- Coordinates: 5°05′02″S 53°42′58″W﻿ / ﻿5.084°S 53.716°W
- Area: 31,646,600 hectares (78,200,000 acres)
- Designation: Ecological corridor

= South Amazon Ecological Corridor =

The South Amazon Ecological Corridor (Corredor Sul da Amazônia) is a proposed ecological corridor connecting conservation units and indigenous territories in the southeast of the Amazon rainforest of Brazil.

==Background==

The first version of the Ecological Corridors of Tropical Forests of Brazil proposal was developed by a group of consultants at the request of the Brazilian Ministry of the Environment and presented in the first half of 1997.
Seven major corridors were proposed: the Central Amazon Ecological Corridor, Northern Amazon Ecological Corridor, South Amazon Ecological Corridor, South Amazon Ecotones Ecological Corridor, Western Amazon Ecological Corridor, Central Atlantic Forest Ecological Corridor and Serra do Mar Ecological Corridor.
These corresponded to about 25% of the rainforests of Brazil.
Priority was given to the Central Amazon Corridor and the Central Atlantic Forest Corridor, which would test and develop the concepts for use with the subsequent corridors.

==Proposed scope==
The South Amazon Ecological Corridor was one of five Amazon region corridors identified.
It included eight priority areas in three main Amazon ecoregions, and was identified as vulnerable, locally important, and moderate priority at a regional level in a 1994 Miami workshop.
The proposed corridor mostly lies in the state of Pará, but extends west into Amazonas and east across the north of Tocantins into Maranhão.
The corridor would have an area of 31646600 ha.

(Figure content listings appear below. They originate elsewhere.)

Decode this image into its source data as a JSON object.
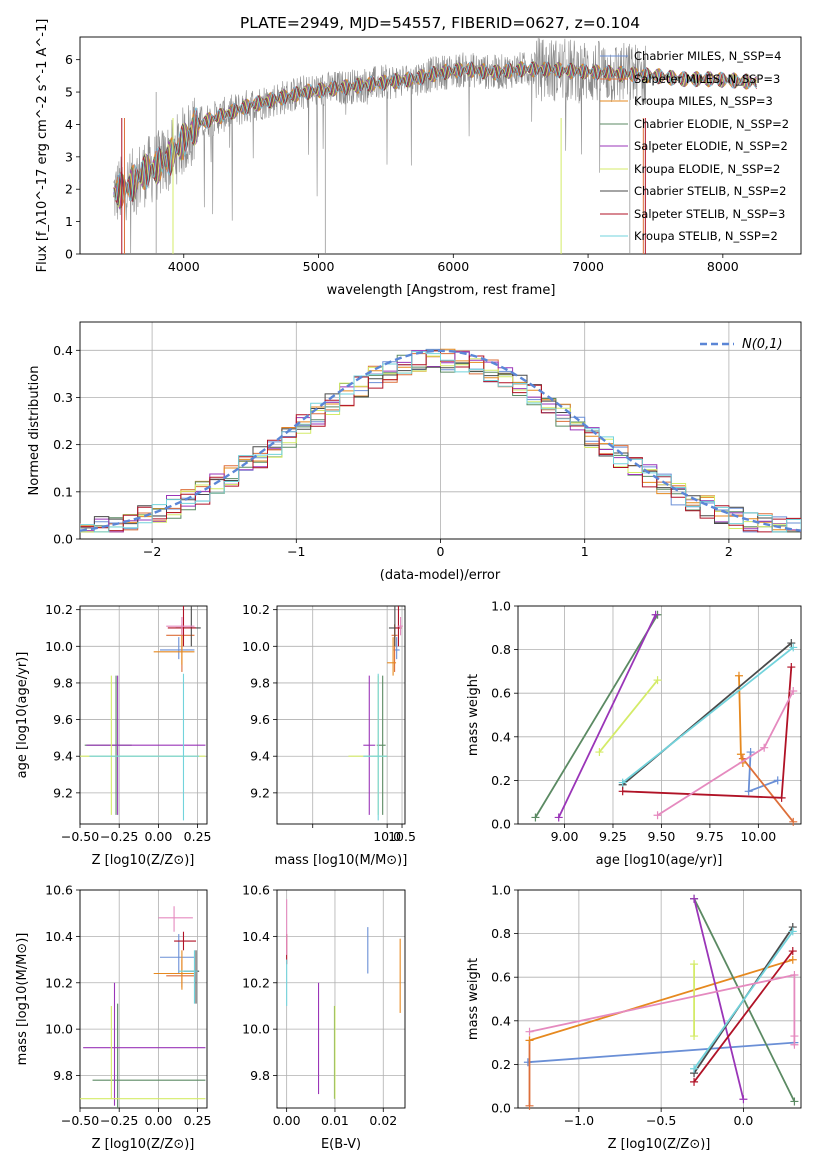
{
  "title": "PLATE=2949, MJD=54557, FIBERID=0627, z=0.104",
  "model_colors": [
    "#6a8fd6",
    "#dd6f3a",
    "#e6891f",
    "#5b8a63",
    "#9a35b8",
    "#d4eb68",
    "#4a4a4a",
    "#b01226",
    "#72d3dc"
  ],
  "pink": "#e58abf",
  "chart_data": [
    {
      "id": "spectrum",
      "type": "line",
      "xlabel": "wavelength [Angstrom, rest frame]",
      "ylabel": "Flux [f_λ10^-17 erg cm^-2 s^-1 A^-1]",
      "xlim": [
        3230,
        8580
      ],
      "ylim": [
        0,
        6.7
      ],
      "xticks": [
        4000,
        5000,
        6000,
        7000,
        8000
      ],
      "yticks": [
        0,
        1,
        2,
        3,
        4,
        5,
        6
      ],
      "grid": false,
      "legend_position": "right",
      "legend": [
        {
          "text": "Chabrier MILES, N_SSP=4",
          "color": "#6a8fd6"
        },
        {
          "text": "Salpeter MILES, N_SSP=3",
          "color": "#dd6f3a"
        },
        {
          "text": "Kroupa MILES, N_SSP=3",
          "color": "#e6891f"
        },
        {
          "text": "Chabrier ELODIE, N_SSP=2",
          "color": "#5b8a63"
        },
        {
          "text": "Salpeter ELODIE, N_SSP=2",
          "color": "#9a35b8"
        },
        {
          "text": "Kroupa ELODIE, N_SSP=2",
          "color": "#d4eb68"
        },
        {
          "text": "Chabrier STELIB, N_SSP=2",
          "color": "#4a4a4a"
        },
        {
          "text": "Salpeter STELIB, N_SSP=3",
          "color": "#b01226"
        },
        {
          "text": "Kroupa STELIB, N_SSP=2",
          "color": "#72d3dc"
        }
      ],
      "continuum_x": [
        3500,
        3600,
        3700,
        3800,
        3900,
        4000,
        4100,
        4300,
        4500,
        4700,
        4900,
        5100,
        5300,
        5500,
        5700,
        5900,
        6100,
        6300,
        6500,
        6700,
        6900,
        7100,
        7300,
        7500,
        7700,
        7900,
        8100,
        8250
      ],
      "continuum_y": [
        1.9,
        2.1,
        2.5,
        2.7,
        3.0,
        3.5,
        4.0,
        4.3,
        4.6,
        4.8,
        5.0,
        5.1,
        5.2,
        5.3,
        5.4,
        5.6,
        5.7,
        5.6,
        5.7,
        5.7,
        5.65,
        5.6,
        5.55,
        5.5,
        5.4,
        5.4,
        5.35,
        5.3
      ]
    },
    {
      "id": "residuals",
      "type": "histogram",
      "xlabel": "(data-model)/error",
      "ylabel": "Normed distribution",
      "xlim": [
        -2.5,
        2.5
      ],
      "ylim": [
        0,
        0.46
      ],
      "xticks": [
        -2,
        -1,
        0,
        1,
        2
      ],
      "xtick_labels": [
        "−2",
        "−1",
        "0",
        "1",
        "2"
      ],
      "yticks": [
        0.0,
        0.1,
        0.2,
        0.3,
        0.4
      ],
      "ytick_labels": [
        "0.0",
        "0.1",
        "0.2",
        "0.3",
        "0.4"
      ],
      "grid": true,
      "bin_width": 0.1,
      "legend": [
        {
          "text": "N(0,1)",
          "color": "#5b86d6",
          "style": "dashed"
        }
      ],
      "legend_position": "top-right"
    },
    {
      "id": "age_vs_Z",
      "type": "errorbar",
      "xlabel": "Z [log10(Z/Z⊙)]",
      "ylabel": "age [log10(age/yr)]",
      "xlim": [
        -0.5,
        0.31
      ],
      "ylim": [
        9.03,
        10.22
      ],
      "xticks": [
        -0.5,
        -0.25,
        0.0,
        0.25
      ],
      "xtick_labels": [
        "−0.50",
        "−0.25",
        "0.00",
        "0.25"
      ],
      "yticks": [
        9.2,
        9.4,
        9.6,
        9.8,
        10.0,
        10.2
      ],
      "ytick_labels": [
        "9.2",
        "9.4",
        "9.6",
        "9.8",
        "10.0",
        "10.2"
      ],
      "points": [
        {
          "x": 0.13,
          "y": 9.98,
          "xerr": [
            0.12,
            0.1
          ],
          "yerr": [
            0.05,
            0.07
          ],
          "color": "#6a8fd6"
        },
        {
          "x": 0.15,
          "y": 10.06,
          "xerr": [
            0.1,
            0.08
          ],
          "yerr": [
            0.2,
            0.06
          ],
          "color": "#dd6f3a"
        },
        {
          "x": 0.15,
          "y": 9.97,
          "xerr": [
            0.18,
            0.08
          ],
          "yerr": [
            0.07,
            0.14
          ],
          "color": "#e6891f"
        },
        {
          "x": -0.27,
          "y": 9.46,
          "xerr": [
            0.2,
            0.1
          ],
          "yerr": [
            0.38,
            0.38
          ],
          "color": "#5b8a63"
        },
        {
          "x": -0.26,
          "y": 9.46,
          "xerr": [
            0.2,
            0.56
          ],
          "yerr": [
            0.38,
            0.38
          ],
          "color": "#9a35b8"
        },
        {
          "x": -0.3,
          "y": 9.4,
          "xerr": [
            0.2,
            0.6
          ],
          "yerr": [
            0.32,
            0.44
          ],
          "color": "#d4eb68"
        },
        {
          "x": 0.21,
          "y": 10.1,
          "xerr": [
            0.1,
            0.06
          ],
          "yerr": [
            0.1,
            0.12
          ],
          "color": "#4a4a4a"
        },
        {
          "x": 0.16,
          "y": 10.1,
          "xerr": [
            0.1,
            0.08
          ],
          "yerr": [
            0.1,
            0.12
          ],
          "color": "#b01226"
        },
        {
          "x": 0.16,
          "y": 9.4,
          "xerr": [
            0.6,
            0.1
          ],
          "yerr": [
            0.35,
            0.45
          ],
          "color": "#72d3dc"
        },
        {
          "x": 0.15,
          "y": 10.11,
          "xerr": [
            0.1,
            0.08
          ],
          "yerr": [
            0.05,
            0.05
          ],
          "color": "#e58abf"
        }
      ]
    },
    {
      "id": "age_vs_mass",
      "type": "errorbar",
      "xlabel": "mass [log10(M/M⊙)]",
      "ylabel": "",
      "xlim": [
        6.3,
        10.6
      ],
      "ylim": [
        9.03,
        10.22
      ],
      "xticks": [
        7.5,
        10.0,
        10.5
      ],
      "xtick_labels": [
        "",
        "10.0",
        "10.5"
      ],
      "yticks": [
        9.2,
        9.4,
        9.6,
        9.8,
        10.0,
        10.2
      ],
      "ytick_labels": [
        "9.2",
        "9.4",
        "9.6",
        "9.8",
        "10.0",
        "10.2"
      ],
      "points": [
        {
          "x": 10.32,
          "y": 9.98,
          "xerr": [
            0.1,
            0.1
          ],
          "yerr": [
            0.05,
            0.07
          ],
          "color": "#6a8fd6"
        },
        {
          "x": 10.25,
          "y": 10.06,
          "xerr": [
            0.1,
            0.1
          ],
          "yerr": [
            0.2,
            0.06
          ],
          "color": "#dd6f3a"
        },
        {
          "x": 10.2,
          "y": 9.91,
          "xerr": [
            0.2,
            0.1
          ],
          "yerr": [
            0.07,
            0.14
          ],
          "color": "#e6891f"
        },
        {
          "x": 9.85,
          "y": 9.46,
          "xerr": [
            0.2,
            0.1
          ],
          "yerr": [
            0.38,
            0.38
          ],
          "color": "#5b8a63"
        },
        {
          "x": 9.4,
          "y": 9.46,
          "xerr": [
            0.2,
            0.2
          ],
          "yerr": [
            0.38,
            0.38
          ],
          "color": "#9a35b8"
        },
        {
          "x": 9.7,
          "y": 9.4,
          "xerr": [
            1.0,
            0.3
          ],
          "yerr": [
            0.32,
            0.44
          ],
          "color": "#d4eb68"
        },
        {
          "x": 10.26,
          "y": 10.1,
          "xerr": [
            0.2,
            0.1
          ],
          "yerr": [
            0.1,
            0.12
          ],
          "color": "#4a4a4a"
        },
        {
          "x": 10.38,
          "y": 10.1,
          "xerr": [
            0.1,
            0.1
          ],
          "yerr": [
            0.1,
            0.12
          ],
          "color": "#b01226"
        },
        {
          "x": 9.7,
          "y": 9.4,
          "xerr": [
            0.5,
            0.3
          ],
          "yerr": [
            0.35,
            0.45
          ],
          "color": "#72d3dc"
        },
        {
          "x": 10.45,
          "y": 10.11,
          "xerr": [
            0.1,
            0.08
          ],
          "yerr": [
            0.05,
            0.05
          ],
          "color": "#e58abf"
        }
      ]
    },
    {
      "id": "weight_vs_age",
      "type": "line",
      "xlabel": "age [log10(age/yr)]",
      "ylabel": "mass weight",
      "xlim": [
        8.76,
        10.22
      ],
      "ylim": [
        0,
        1
      ],
      "xticks": [
        9.0,
        9.25,
        9.5,
        9.75,
        10.0
      ],
      "xtick_labels": [
        "9.00",
        "9.25",
        "9.50",
        "9.75",
        "10.00"
      ],
      "yticks": [
        0,
        0.2,
        0.4,
        0.6,
        0.8,
        1.0
      ],
      "ytick_labels": [
        "0.0",
        "0.2",
        "0.4",
        "0.6",
        "0.8",
        "1.0"
      ],
      "series": [
        {
          "x": [
            9.96,
            9.95,
            10.1
          ],
          "y": [
            0.33,
            0.15,
            0.2
          ],
          "color": "#6a8fd6"
        },
        {
          "x": [
            9.92,
            10.18
          ],
          "y": [
            0.3,
            0.01
          ],
          "color": "#dd6f3a"
        },
        {
          "x": [
            9.9,
            9.91,
            9.92
          ],
          "y": [
            0.68,
            0.32,
            0.28
          ],
          "color": "#e6891f"
        },
        {
          "x": [
            8.85,
            9.48
          ],
          "y": [
            0.03,
            0.96
          ],
          "color": "#5b8a63"
        },
        {
          "x": [
            8.97,
            9.47
          ],
          "y": [
            0.03,
            0.96
          ],
          "color": "#9a35b8"
        },
        {
          "x": [
            9.18,
            9.48
          ],
          "y": [
            0.33,
            0.66
          ],
          "color": "#d4eb68"
        },
        {
          "x": [
            9.3,
            10.17
          ],
          "y": [
            0.18,
            0.83
          ],
          "color": "#4a4a4a"
        },
        {
          "x": [
            9.3,
            10.12,
            10.17
          ],
          "y": [
            0.15,
            0.12,
            0.72
          ],
          "color": "#b01226"
        },
        {
          "x": [
            9.3,
            10.18
          ],
          "y": [
            0.19,
            0.81
          ],
          "color": "#72d3dc"
        },
        {
          "x": [
            9.48,
            10.03,
            10.18
          ],
          "y": [
            0.04,
            0.35,
            0.61
          ],
          "color": "#e58abf"
        }
      ]
    },
    {
      "id": "mass_vs_Z",
      "type": "errorbar",
      "xlabel": "Z [log10(Z/Z⊙)]",
      "ylabel": "mass [log10(M/M⊙)]",
      "xlim": [
        -0.5,
        0.31
      ],
      "ylim": [
        9.66,
        10.6
      ],
      "xticks": [
        -0.5,
        -0.25,
        0.0,
        0.25
      ],
      "xtick_labels": [
        "−0.50",
        "−0.25",
        "0.00",
        "0.25"
      ],
      "yticks": [
        9.8,
        10.0,
        10.2,
        10.4,
        10.6
      ],
      "ytick_labels": [
        "9.8",
        "10.0",
        "10.2",
        "10.4",
        "10.6"
      ],
      "points": [
        {
          "x": 0.13,
          "y": 10.31,
          "xerr": [
            0.12,
            0.1
          ],
          "yerr": [
            0.07,
            0.1
          ],
          "color": "#6a8fd6"
        },
        {
          "x": 0.15,
          "y": 10.23,
          "xerr": [
            0.1,
            0.08
          ],
          "yerr": [
            0.05,
            0.07
          ],
          "color": "#dd6f3a"
        },
        {
          "x": 0.15,
          "y": 10.24,
          "xerr": [
            0.18,
            0.08
          ],
          "yerr": [
            0.07,
            0.1
          ],
          "color": "#e6891f"
        },
        {
          "x": -0.26,
          "y": 9.78,
          "xerr": [
            0.16,
            0.56
          ],
          "yerr": [
            0.12,
            0.33
          ],
          "color": "#5b8a63"
        },
        {
          "x": -0.28,
          "y": 9.92,
          "xerr": [
            0.2,
            0.58
          ],
          "yerr": [
            0.25,
            0.28
          ],
          "color": "#9a35b8"
        },
        {
          "x": -0.3,
          "y": 9.7,
          "xerr": [
            0.2,
            0.6
          ],
          "yerr": [
            0.0,
            0.4
          ],
          "color": "#d4eb68"
        },
        {
          "x": 0.24,
          "y": 10.25,
          "xerr": [
            0.08,
            0.02
          ],
          "yerr": [
            0.14,
            0.09
          ],
          "color": "#4a4a4a"
        },
        {
          "x": 0.16,
          "y": 10.38,
          "xerr": [
            0.06,
            0.08
          ],
          "yerr": [
            0.04,
            0.04
          ],
          "color": "#b01226"
        },
        {
          "x": 0.23,
          "y": 10.25,
          "xerr": [
            0.1,
            0.02
          ],
          "yerr": [
            0.14,
            0.09
          ],
          "color": "#72d3dc"
        },
        {
          "x": 0.1,
          "y": 10.48,
          "xerr": [
            0.1,
            0.12
          ],
          "yerr": [
            0.06,
            0.05
          ],
          "color": "#e58abf"
        }
      ]
    },
    {
      "id": "mass_vs_ebv",
      "type": "errorbar",
      "xlabel": "E(B-V)",
      "ylabel": "",
      "xlim": [
        -0.002,
        0.0245
      ],
      "ylim": [
        9.66,
        10.6
      ],
      "xticks": [
        0.0,
        0.01,
        0.02
      ],
      "xtick_labels": [
        "0.00",
        "0.01",
        "0.02"
      ],
      "yticks": [
        9.8,
        10.0,
        10.2,
        10.4,
        10.6
      ],
      "ytick_labels": [
        "9.8",
        "10.0",
        "10.2",
        "10.4",
        "10.6"
      ],
      "points": [
        {
          "x": 0.0168,
          "y": 10.31,
          "xerr": [
            0,
            0
          ],
          "yerr": [
            0.07,
            0.13
          ],
          "color": "#6a8fd6"
        },
        {
          "x": 0.0235,
          "y": 10.23,
          "xerr": [
            0,
            0
          ],
          "yerr": [
            0.16,
            0.16
          ],
          "color": "#e6891f"
        },
        {
          "x": 0.0099,
          "y": 9.9,
          "xerr": [
            0,
            0
          ],
          "yerr": [
            0.2,
            0.2
          ],
          "color": "#5b8a63"
        },
        {
          "x": 0.0066,
          "y": 9.96,
          "xerr": [
            0,
            0
          ],
          "yerr": [
            0.24,
            0.24
          ],
          "color": "#9a35b8"
        },
        {
          "x": 0.01,
          "y": 9.9,
          "xerr": [
            0,
            0
          ],
          "yerr": [
            0.2,
            0.2
          ],
          "color": "#d4eb68"
        },
        {
          "x": 0.0,
          "y": 10.34,
          "xerr": [
            0,
            0
          ],
          "yerr": [
            0.06,
            0.07
          ],
          "color": "#b01226"
        },
        {
          "x": 0.0,
          "y": 10.2,
          "xerr": [
            0,
            0
          ],
          "yerr": [
            0.1,
            0.1
          ],
          "color": "#72d3dc"
        },
        {
          "x": 0.0,
          "y": 10.44,
          "xerr": [
            0,
            0
          ],
          "yerr": [
            0.12,
            0.12
          ],
          "color": "#e58abf"
        }
      ]
    },
    {
      "id": "weight_vs_Z",
      "type": "line",
      "xlabel": "Z [log10(Z/Z⊙)]",
      "ylabel": "mass weight",
      "xlim": [
        -1.37,
        0.35
      ],
      "ylim": [
        0,
        1
      ],
      "xticks": [
        -1.0,
        -0.5,
        0.0
      ],
      "xtick_labels": [
        "−1.0",
        "−0.5",
        "0.0"
      ],
      "yticks": [
        0,
        0.2,
        0.4,
        0.6,
        0.8,
        1.0
      ],
      "ytick_labels": [
        "0.0",
        "0.2",
        "0.4",
        "0.6",
        "0.8",
        "1.0"
      ],
      "series": [
        {
          "x": [
            -1.31,
            0.31
          ],
          "y": [
            0.21,
            0.3
          ],
          "color": "#6a8fd6"
        },
        {
          "x": [
            -1.3,
            -1.3
          ],
          "y": [
            0.31,
            0.01
          ],
          "color": "#dd6f3a"
        },
        {
          "x": [
            -1.3,
            0.3
          ],
          "y": [
            0.31,
            0.68
          ],
          "color": "#e6891f"
        },
        {
          "x": [
            -0.3,
            0.31
          ],
          "y": [
            0.96,
            0.03
          ],
          "color": "#5b8a63"
        },
        {
          "x": [
            -0.3,
            0.0
          ],
          "y": [
            0.96,
            0.04
          ],
          "color": "#9a35b8"
        },
        {
          "x": [
            -0.3,
            -0.3
          ],
          "y": [
            0.33,
            0.66
          ],
          "color": "#d4eb68"
        },
        {
          "x": [
            -0.3,
            0.3
          ],
          "y": [
            0.16,
            0.83
          ],
          "color": "#4a4a4a"
        },
        {
          "x": [
            -0.3,
            0.3
          ],
          "y": [
            0.12,
            0.72
          ],
          "color": "#b01226"
        },
        {
          "x": [
            -0.3,
            0.3
          ],
          "y": [
            0.18,
            0.81
          ],
          "color": "#72d3dc"
        },
        {
          "x": [
            -1.3,
            0.31,
            0.31,
            0.31
          ],
          "y": [
            0.35,
            0.61,
            0.33,
            0.29
          ],
          "color": "#e58abf"
        }
      ]
    }
  ]
}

Conservation units would include the Tapajós-Arapiuns Extractive Reserve, Urariá Sustainable Development Reserve, Xingu National Forest (now part of the Terra do Meio Ecological Station), Tapajós National Forest, Maués State Forest, Amazônia National Park, Itaituba II National Forest, Tapirapé-Aquiri National Forest, Gurupi Biological Reserve, Tapirapé Biological Reserve and Carajás National Forest.